Er is niet alleen lof voor de internetzorg. De internetapotheken kwamen eerder dit jaar in opspraak toen een 44-jarige vrouw zelfmoord pleegde met pillen die ze via een apothekerssite had bemachtigd. De betrokken arts, die het recept ondertekende, moet zich dit jaar voor een tuchtcollege verantwoorden. De Tweede Kamer bepleitte dat het verboden moet worden om zware medicijnen via internet te verkopen. Ondanks de kritiek naar aanleiding van deze zaak gaan de ontwikkelingen in medisch cyberspace snel. Zo heeft de website vivici.nl een computerdokter die tegen betaling adviseert of iemand met zijn klachten naar de huisarts moet of niet. De bezoeker vult online verschillende vragenlijsten in. De softwaremodule werkt met eenzelfde soort 'beslisboom' waarmee bijvoorbeeld ook doktersassistenten aan de telefoon bepalen of een patiënt moet langskomen of niet. De software is al zover dat sommige artsen geloven dat een computerdokter die eigenhandig diagnoses stelt, niet ver weg meer is. Hennemann betwijfelt dat. "Ik betwijfel of het wenselijk is. Geen ziektebeeld is hetzelfde. Een arts heeft de ervaring en een extra zintuig, een computer niet."

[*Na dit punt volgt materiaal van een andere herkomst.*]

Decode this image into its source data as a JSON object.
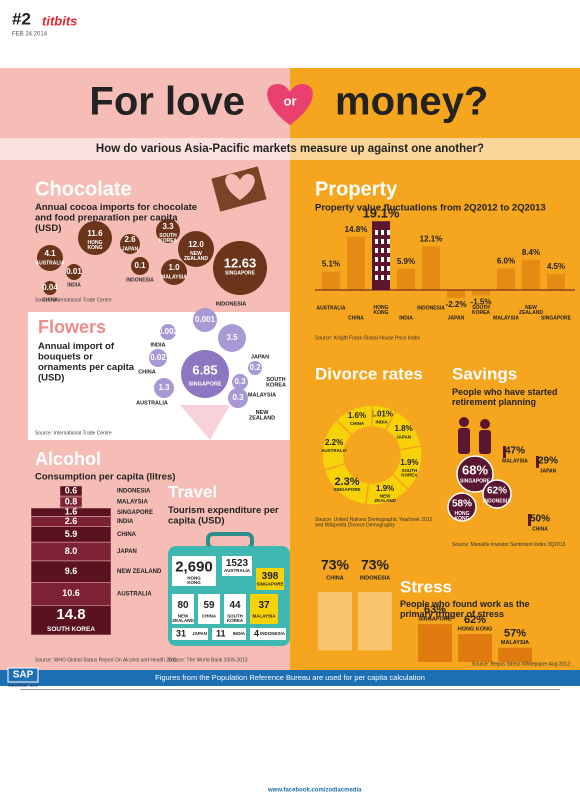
{
  "header": {
    "issue": "#2",
    "date": "FEB 24 2014",
    "brand": "titbits",
    "title_a": "For love",
    "title_or": "or",
    "title_b": "money?",
    "question": "How do various Asia-Pacific markets measure up against one another?"
  },
  "chocolate": {
    "title": "Chocolate",
    "subtitle": "Annual cocoa imports for chocolate and food preparation per capita (USD)",
    "source": "Source: International Trade Centre",
    "items": [
      {
        "name": "HONG KONG",
        "value": 11.6,
        "label": "11.6"
      },
      {
        "name": "JAPAN",
        "value": 2.6,
        "label": "2.6"
      },
      {
        "name": "SOUTH KOREA",
        "value": 3.3,
        "label": "3.3"
      },
      {
        "name": "NEW ZEALAND",
        "value": 12,
        "label": "12.0"
      },
      {
        "name": "AUSTRALIA",
        "value": 4.1,
        "label": "4.1"
      },
      {
        "name": "INDONESIA",
        "value": 0.1,
        "label": "0.1"
      },
      {
        "name": "MALAYSIA",
        "value": 1,
        "label": "1.0"
      },
      {
        "name": "INDIA",
        "value": 0.01,
        "label": "0.01"
      },
      {
        "name": "CHINA",
        "value": 0.04,
        "label": "0.04"
      },
      {
        "name": "SINGAPORE",
        "value": 12.63,
        "label": "12.63"
      }
    ]
  },
  "property": {
    "title": "Property",
    "subtitle": "Property value fluctuations from 2Q2012 to 2Q2013",
    "source": "Source: Knight Frank Global House Price Index",
    "items": [
      {
        "name": "AUSTRALIA",
        "value": 5.1,
        "label": "5.1%"
      },
      {
        "name": "CHINA",
        "value": 14.8,
        "label": "14.8%"
      },
      {
        "name": "HONG KONG",
        "value": 19.1,
        "label": "19.1%"
      },
      {
        "name": "INDIA",
        "value": 5.9,
        "label": "5.9%"
      },
      {
        "name": "INDONESIA",
        "value": 12.1,
        "label": "12.1%"
      },
      {
        "name": "JAPAN",
        "value": -2.2,
        "label": "-2.2%"
      },
      {
        "name": "SOUTH KOREA",
        "value": -1.5,
        "label": "-1.5%"
      },
      {
        "name": "MALAYSIA",
        "value": 6,
        "label": "6.0%"
      },
      {
        "name": "NEW ZEALAND",
        "value": 8.4,
        "label": "8.4%"
      },
      {
        "name": "SINGAPORE",
        "value": 4.5,
        "label": "4.5%"
      }
    ]
  },
  "flowers": {
    "title": "Flowers",
    "subtitle": "Annual import of bouquets or ornaments per capita (USD)",
    "source": "Source: International Trade Centre",
    "items": [
      {
        "name": "INDONESIA",
        "value": 0.001,
        "label": "0.001"
      },
      {
        "name": "INDIA",
        "value": 0.002,
        "label": "0.002"
      },
      {
        "name": "JAPAN",
        "value": 3.5,
        "label": "3.5"
      },
      {
        "name": "CHINA",
        "value": 0.02,
        "label": "0.02"
      },
      {
        "name": "SOUTH KOREA",
        "value": 0.2,
        "label": "0.2"
      },
      {
        "name": "SINGAPORE",
        "value": 6.85,
        "label": "6.85"
      },
      {
        "name": "MALAYSIA",
        "value": 0.3,
        "label": "0.3"
      },
      {
        "name": "AUSTRALIA",
        "value": 1.3,
        "label": "1.3"
      },
      {
        "name": "NEW ZEALAND",
        "value": 0.3,
        "label": "0.3"
      }
    ]
  },
  "divorce": {
    "title": "Divorce rates",
    "source": "Source: United Nations Demographic Yearbook 2012 and Wikipedia Divorce Demography",
    "items": [
      {
        "name": "INDIA",
        "value": 1.01,
        "label": "1.01%"
      },
      {
        "name": "JAPAN",
        "value": 1.8,
        "label": "1.8%"
      },
      {
        "name": "SOUTH KOREA",
        "value": 1.9,
        "label": "1.9%"
      },
      {
        "name": "NEW ZEALAND",
        "value": 1.9,
        "label": "1.9%"
      },
      {
        "name": "SINGAPORE",
        "value": 2.3,
        "label": "2.3%"
      },
      {
        "name": "AUSTRALIA",
        "value": 2.2,
        "label": "2.2%"
      },
      {
        "name": "CHINA",
        "value": 1.6,
        "label": "1.6%"
      }
    ]
  },
  "savings": {
    "title": "Savings",
    "subtitle": "People who have started retirement planning",
    "source": "Source: Manulife Investor Sentiment Index 3Q2013",
    "items": [
      {
        "name": "MALAYSIA",
        "value": 47,
        "label": "47%"
      },
      {
        "name": "JAPAN",
        "value": 29,
        "label": "29%"
      },
      {
        "name": "SINGAPORE",
        "value": 68,
        "label": "68%"
      },
      {
        "name": "HONG KONG",
        "value": 58,
        "label": "58%"
      },
      {
        "name": "INDONESIA",
        "value": 62,
        "label": "62%"
      },
      {
        "name": "CHINA",
        "value": 50,
        "label": "50%"
      }
    ]
  },
  "alcohol": {
    "title": "Alcohol",
    "subtitle": "Consumption per capita (litres)",
    "source": "Source: WHO Global Status Report On Alcohol and Health 2011",
    "items": [
      {
        "name": "INDONESIA",
        "value": 0.6,
        "label": "0.6"
      },
      {
        "name": "MALAYSIA",
        "value": 0.8,
        "label": "0.8"
      },
      {
        "name": "SINGAPORE",
        "value": 1.6,
        "label": "1.6"
      },
      {
        "name": "INDIA",
        "value": 2.6,
        "label": "2.6"
      },
      {
        "name": "CHINA",
        "value": 5.9,
        "label": "5.9"
      },
      {
        "name": "JAPAN",
        "value": 8,
        "label": "8.0"
      },
      {
        "name": "NEW ZEALAND",
        "value": 9.6,
        "label": "9.6"
      },
      {
        "name": "AUSTRALIA",
        "value": 10.6,
        "label": "10.6"
      },
      {
        "name": "SOUTH KOREA",
        "value": 14.8,
        "label": "14.8"
      }
    ]
  },
  "travel": {
    "title": "Travel",
    "subtitle": "Tourism expenditure per capita (USD)",
    "source": "Source: The World Bank 2009-2013",
    "items": [
      {
        "name": "HONG KONG",
        "value": 2690,
        "label": "2,690"
      },
      {
        "name": "AUSTRALIA",
        "value": 1523,
        "label": "1523"
      },
      {
        "name": "SINGAPORE",
        "value": 398,
        "label": "398"
      },
      {
        "name": "NEW ZEALAND",
        "value": 80,
        "label": "80"
      },
      {
        "name": "CHINA",
        "value": 59,
        "label": "59"
      },
      {
        "name": "SOUTH KOREA",
        "value": 44,
        "label": "44"
      },
      {
        "name": "MALAYSIA",
        "value": 37,
        "label": "37"
      },
      {
        "name": "JAPAN",
        "value": 31,
        "label": "31"
      },
      {
        "name": "INDIA",
        "value": 11,
        "label": "11"
      },
      {
        "name": "INDONESIA",
        "value": 4,
        "label": "4"
      }
    ]
  },
  "stress": {
    "title": "Stress",
    "subtitle": "People who found work as the primary trigger of stress",
    "source": "Source: Regus Stress Whitepaper Aug 2012",
    "items": [
      {
        "name": "CHINA",
        "value": 73,
        "label": "73%"
      },
      {
        "name": "INDONESIA",
        "value": 73,
        "label": "73%"
      },
      {
        "name": "SINGAPORE",
        "value": 63,
        "label": "63%"
      },
      {
        "name": "HONG KONG",
        "value": 62,
        "label": "62%"
      },
      {
        "name": "MALAYSIA",
        "value": 57,
        "label": "57%"
      }
    ]
  },
  "footer": {
    "logo": "SAP",
    "logo_source": "SOURCE: SAP",
    "note": "Figures from the Population Reference Bureau are used for per capita calculation",
    "facebook": "www.facebook.com/zodiacmedia"
  }
}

Er moet de komende jaren nog een hoop worden uitgedokterd over e-health, denkt Peter Leusink. Hijzelf is met vragenlijsten aan het bekijken hoe effectief de 'e-zorg' via zijn eigen site eigenlijk is. "Voor welke patiëntengroepen is zorg via internet wenselijk en effectief? Dat is nog niet duidelijk. Er blijven vragen, haken en ogen." Maar de opmars van de digitale dokter is onomkeerbaar, zegt de arts uit Gouda. "Want de patiënt wil het."